For Ola and for Paytm, the mission is the same. By getting a credit card and the related benefits into a user’s wallet would go a long way in ensuring a user is retained. In fact, there is greater likelihood they will continue using the platform and could even see a larger share of transactions coming their way with the co-branded credit card and the constant stream of cashbacks and offers that will inevitably follow. But they aren’t the first to do it. These now join the likes of the ICICI Bank Amazon credit card, for instance. Fuel companies, airlines and even shopping outlets have been in this space for quite a while now.

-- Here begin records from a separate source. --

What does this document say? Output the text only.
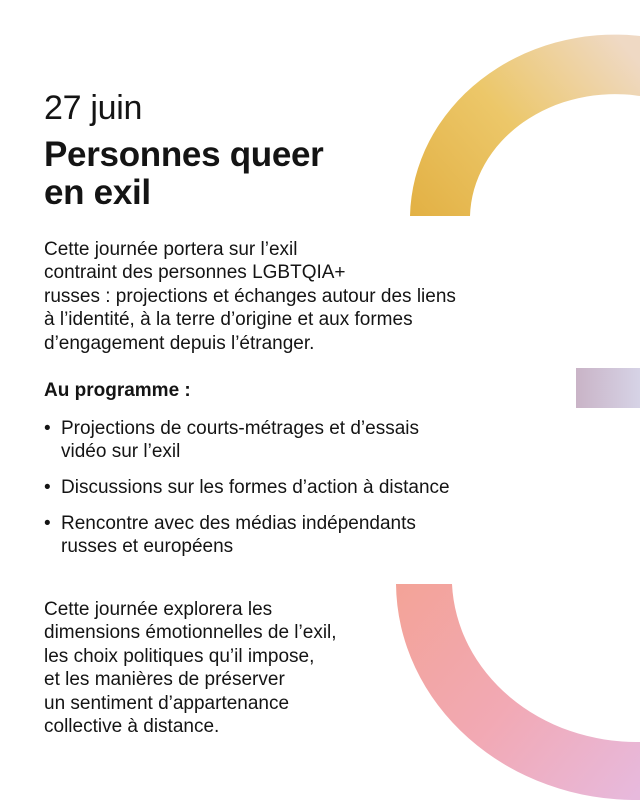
27 juin

Personnes queer
en exil
Cette journée portera sur l’exil
contraint des personnes LGBTQIA+
russes : projections et échanges autour des liens
à l’identité, à la terre d’origine et aux formes
d’engagement depuis l’étranger.
Au programme :
• Projections de courts-métrages et d’essais
vidéo sur l’exil
• Discussions sur les formes d’action à distance
• Rencontre avec des médias indépendants
russes et européens
Cette journée explorera les
dimensions émotionnelles de l’exil,
les choix politiques qu’il impose,
et les manières de préserver
un sentiment d’appartenance
collective à distance.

It hasn’t been a rosy picture for digital wallets this year, as the unified payments interface (UPI) has consistently seen an upward curve. The simpler KYC requirements for UPI enabled payments also gave an instant advantage to apps such as PhonePe and Google Pay. UPI is an instant real-time payment system developed by National Payments Corporation of India facilitating inter-bank transactions—and UPI payments crossed the one billion mark in October.
One of the reasons why Paytm, Amazon Pay and pretty much most mobile payments apps added the UPI option, were the RBI’s guidelines on the know your customer (KYC) verifications. Basically, all payments apps that purely rely on the integrated wallet facility or facilitate payments through credit or debit cards, will have to redo the physical verification of all their users in order to keep those user accounts enabled. It hasn’t been a pretty picture in that regard.
What didn’t really take off was the WhatsApp Pay service, which is still in the testing phase in India. The official launch, which was expected earlier in the summer, has been delayed numerous times. But imagine the scale that Facebook gets access to, with WhatsApp Pay. WhatsApp has 1.6 billion monthly active users globally, and has more than 400 million users in India. Right now, it is testing with about a million users, with the UPI integration. Everyone wants simplicity and convenience, and there is no reason why most people wouldn’t simply choose to make payments from the app they use the most on their phones.
This is not the only move by Facebook. The Instagram Checkout option lets users buy products listed in adverts and other posts on their feed, without having to leave the app. This feature could make its way to India next year, and that will simply add a new dimension to the way you shop.
Smartphone makers are also eyeing their share of the pie. Xiaomi and Realme have already launched Mi Pay and Paysa apps for their smartphone users. OnePlus has already confirmed they will launch the OnePlus Pay next year.
Last but not least, there is the whole data goldmine that can’t be left ignored. Most tech platforms right now know what you eat, where you order from, what you shop and from what, where you travel to and when, what you watch on TV, who your closest friends are and so on. Ola, for instance, would know how many rides you take every month and the locations you visit. Tech companies are now looking to get perhaps the most prized possession of them all—your spending data. Your financial data. They need to have a plan B in place, in case their core businesses aren’t growing. This makes it incredibly easy for them to map your spending power, curate the right sort of offers and options for you and even see how much loan repayment capacity an individual may have. And it is that data which, we may knowingly or unknowingly generate, will help tech companies make the right offerings, banks to sell their other financial products and for advertisers to target you with whatever it is that you are most likely to buy. Each had some amount of data earlier, but they can now sit at the same table and work out the best course of action for each other. Because, you.